Help with this equation please (1 Viewer)

[golfpro]

I was asked in my work to show how this equation works or whatever;

r = ut + 1/2at²

for r = total displacement.

now i understand that the total dispacement is equal to the initial velocity = u x t = time , which gives us our first displacement and the second displacement is given by the acceleration x the time.

but iundertand this except for why the half the acceleration and then square the time. that completely confuses me.

can someone explain why they half the acceleration and square the time for the second half of the equation for the total displaccement.

 

[golfpro]

also another which says show how this equation works when the initial velocity = 0


t = √2r
------
a

now the square root is supposed to encapsulate all that decimal bit but im crap with the computer.

 

[watatank]

You mean derive it? You don't have to be able to derive that!
s = ut + 0.5at^2

s = displacement
u = initial velocity
a = acceleration
t = time

There's a way to explain this...but you need to know calculus....which you never use in HSC physics.

 

[watatank]

also another which says show how this equation works when the initial velocity = 0


t = √2r
------
a

now the square root is supposed to encapsulate all that decimal bit but im crap with the computer.

Well if u = 0,

s = 0.5at^2

simply rearranging the equation.

2s = at^2

2s/a = t^2

t = sqrt(2s/a)

 

[falcon07]

r = ut + 0.5at^2

If you draw a graph of velocity vs time, the area underneath the line will be equal to the displacement. If you are dealing with constant acceleration, acceleration will be the gradient of the graph. Dividing the area under the graph into a rectangle and a triangle, you get a rectangle of height u (initial velocity) and width t, so a displacement of ut. The height of the triangle is given by at (gradient multiplied by x axis length), so the area of the triangle will be 1/2 base x height, or 0.5at^2. Adding these 2 areas gives you the formula.

 

[alcalder]

But on the calculus, if you know how to use it, you certainly can use it in Physics. It is not wrong to do so.

Knowing that...

In a vertical direction acceleration is always:

a_y = -g (due to gravity and downwards)

Integrate this to get velocity:

since a_y = dv_y/dt = -g

v_y = -gt +CONSTANT

If we consider an abject that at time t=0 starts from velocity of u, put that into the equation above to find that CONSTANT = u

THUS

v_y = u - gt

BUT v_y = ds_y/dt = u - gt (where s = total displacement)

Integrate again

s_y = ut - 1/2 gt² + CONSTANT

But at time t=0 our body starts from the origin so CONSTANT = 0

THUS

s_y = ut - 1/2 gt²

Now, remember we said that a_y = -g

Then

s_y = ut + 1/2 a_yt²

YOUR EQUATION. That's how it is derived using calculus, in case you wanted to know.

 

[Forbidden.]

So diffrentiating s_y = u_yt + 1/2 a_yt² gives v_y = u_y + a_yt (is it ?) but why just v = u + at on the HSC Physics formulae sheet ?
Because I didn't use v_y = u_y + a_yt and it was critical to getting the right answers too ...

 

[alcalder]

Yes, you can differentiate and get

v = u + at

This is one of the simple formulae just given when doing motion in physics. OR in another guise.
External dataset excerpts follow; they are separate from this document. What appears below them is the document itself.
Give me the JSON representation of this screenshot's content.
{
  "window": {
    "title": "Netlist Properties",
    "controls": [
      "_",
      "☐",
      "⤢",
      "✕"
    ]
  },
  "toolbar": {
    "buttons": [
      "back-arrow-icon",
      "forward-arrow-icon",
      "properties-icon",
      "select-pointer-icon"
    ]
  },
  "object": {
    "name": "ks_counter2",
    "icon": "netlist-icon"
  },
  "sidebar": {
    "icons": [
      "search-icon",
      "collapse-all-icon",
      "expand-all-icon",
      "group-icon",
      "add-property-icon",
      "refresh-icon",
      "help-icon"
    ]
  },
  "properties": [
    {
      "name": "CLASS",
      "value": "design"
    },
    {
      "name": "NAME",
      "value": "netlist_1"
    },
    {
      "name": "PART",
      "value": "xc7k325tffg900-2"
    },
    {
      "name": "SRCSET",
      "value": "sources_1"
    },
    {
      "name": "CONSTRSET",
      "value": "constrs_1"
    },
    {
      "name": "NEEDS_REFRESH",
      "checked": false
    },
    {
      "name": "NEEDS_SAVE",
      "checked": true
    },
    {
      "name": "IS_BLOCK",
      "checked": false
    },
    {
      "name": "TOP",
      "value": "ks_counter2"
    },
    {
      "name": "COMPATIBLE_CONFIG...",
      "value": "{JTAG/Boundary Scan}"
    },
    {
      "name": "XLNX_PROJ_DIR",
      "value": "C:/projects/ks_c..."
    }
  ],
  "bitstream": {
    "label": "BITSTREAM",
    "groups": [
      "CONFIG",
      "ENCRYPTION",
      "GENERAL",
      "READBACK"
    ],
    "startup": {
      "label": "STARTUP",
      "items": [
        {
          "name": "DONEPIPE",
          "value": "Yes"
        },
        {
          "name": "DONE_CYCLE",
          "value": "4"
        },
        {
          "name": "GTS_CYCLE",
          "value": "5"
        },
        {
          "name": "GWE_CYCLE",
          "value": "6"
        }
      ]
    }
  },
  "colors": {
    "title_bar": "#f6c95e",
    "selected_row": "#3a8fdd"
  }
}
a = (v-u)/t (which is essentially average acceleration = change in velocity over time - oh look: a = dv/dt *snigger*)

The little _y thingies are left out, probably, because this formula holds for all motion in all directions when considering accelerated motion. It only gets specific for the y-direction when you start introducing a=-g.

I guess the formulae they decide to put on the HSC formulae sheet are those mentioned directly in the HSC syllabus. I always maintain, you need to know what those formulae mean and how to use them and all the circumstances where they can be used.

 

[watatank]

To add to alcalder's calculus derivation, if it wasn't obvious you integrate (or differentiate) with respect to 't'